La ville avec ses marges

Les villes attirent les personnes. Cependant, elles sont pensées pour des hommes jeunes, actifs et valides. Elles sont aussi bien « handicapogènes » que « jeunistes » et « andro-centrique » (Armbruster Elatifi, 2022, p.161). Aujourd’hui, cette vision se transforme mettant davantage en avant la ville inclusive et durable. Par ailleurs, la planification de la ville doit prendre en compte les enjeux nouveaux comme le réchauffement climatique, le vieillissement de la population, la transition écologique, les inégalités sociales de santé, etc. L’aménagement urbain implique de plus en plus de participation citoyenne, parfois qualifiée d’impératif (Blondiaux & Sintomer, 2002). Cependant si les usager.ère.s anticipé.e.s sont associé.e.s à la fabrique de l’urbain via des processus participatifs, les publics marginalisés restent largement en dehors de ces processus. En effet, les processus participatifs réussis sont bien souvent évalués numériquement en fonction du nombre de participant.e.s sans que soient questionnées les caractéristiques socio-économiques de ces dernier.ière.s. Ce projet se situe de ce fait à l’intersection entre le social, la santé et la fabrication de l’urbain.

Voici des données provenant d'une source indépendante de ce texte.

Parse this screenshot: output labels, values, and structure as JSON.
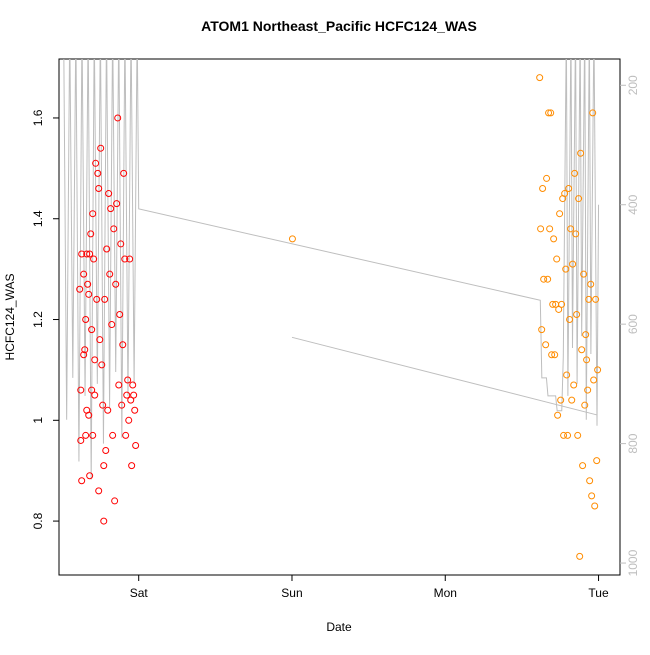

Le projet s’inscrit, d’une part, dans une réflexion globale de la ville qui intègre les problématiques de précarité et de vulnérabilité. Dans cette perspective, les personnes dites en marge se trouvent au centre de notre projet : les personnes précarisées, et grandement précarisées à l’instar des personnes sans-abri. C’est à partir de ces publics que les enjeux sociaux dans les planifications urbaines et leur mise en œuvre peuvent être étudiés, cristallisés, mis en relief. La discrimination et l’exclusion s’expriment à travers les aménagements urbains. Quelles sont les caractéristiques des espaces urbains choisis par ce public ? Comment les adapter pour répondre aux besoins de ses usager.ère.s ? Il faut donc partir des expériences, des expertises de l’espace urbain des personnes précarisées.

D’autre part, la ville aujourd’hui pose des questions en termes de santé de ses habitant.e.s notamment en lien avec le vieillissement de la population. La Suisse se caractérise par une espérance de vie des plus élevée. Même si les chiffres sont manquants, les personnes précarisées vivent également de plus en plus longtemps. Comment, dès lors, intégrer les enjeux de santé urbaine et la réduction des inégalités sociales de santé dans la réflexion sur les transitions urbaines ? Comment faire face aux enjeux de vieillissement des publics précarisés ? Comment intervenir sur l’environnement pour ne pas davantage prétériter la santé de ses usager.ère.s ?

La problématique de notre recherche porte sur la question de la ville durable, inclusive et en santé. Aujourd’hui, la ville est pensée pour un public spécifique d’actifs et d’actives. Cependant, il est bien connu qu’elle est habitée par une hétérogénéité de personnes dont des personnes « indésirables », fabriquées par la ville. Pour cette raison, nous souhaitons regarder la ville à partir de ces populations précarisées et grandement précarisées. Nous nous intéressons à leur regard, leur vécu, leur expertise et leur expérience de l’urbain. Nous défendons le postulat que la ville doit être pensée en amont avec tous ses publics, ainsi seulement il est possible de créer des contextes de vie davantage favorable à la cohésion sociale, à la lutte contre les inégalités socio-sanitaires et urbaines. Comment l’aménagement urbain peut-il inclure les personnes en situation de grande précarité vieillissante dans ses réflexions afin que ces dernières puissent vivre l’urbain en qualité et en santé ? De ce fait, la recherche interroge la place de ces personnes dans l’espace urbain ainsi que dans le projet urbain.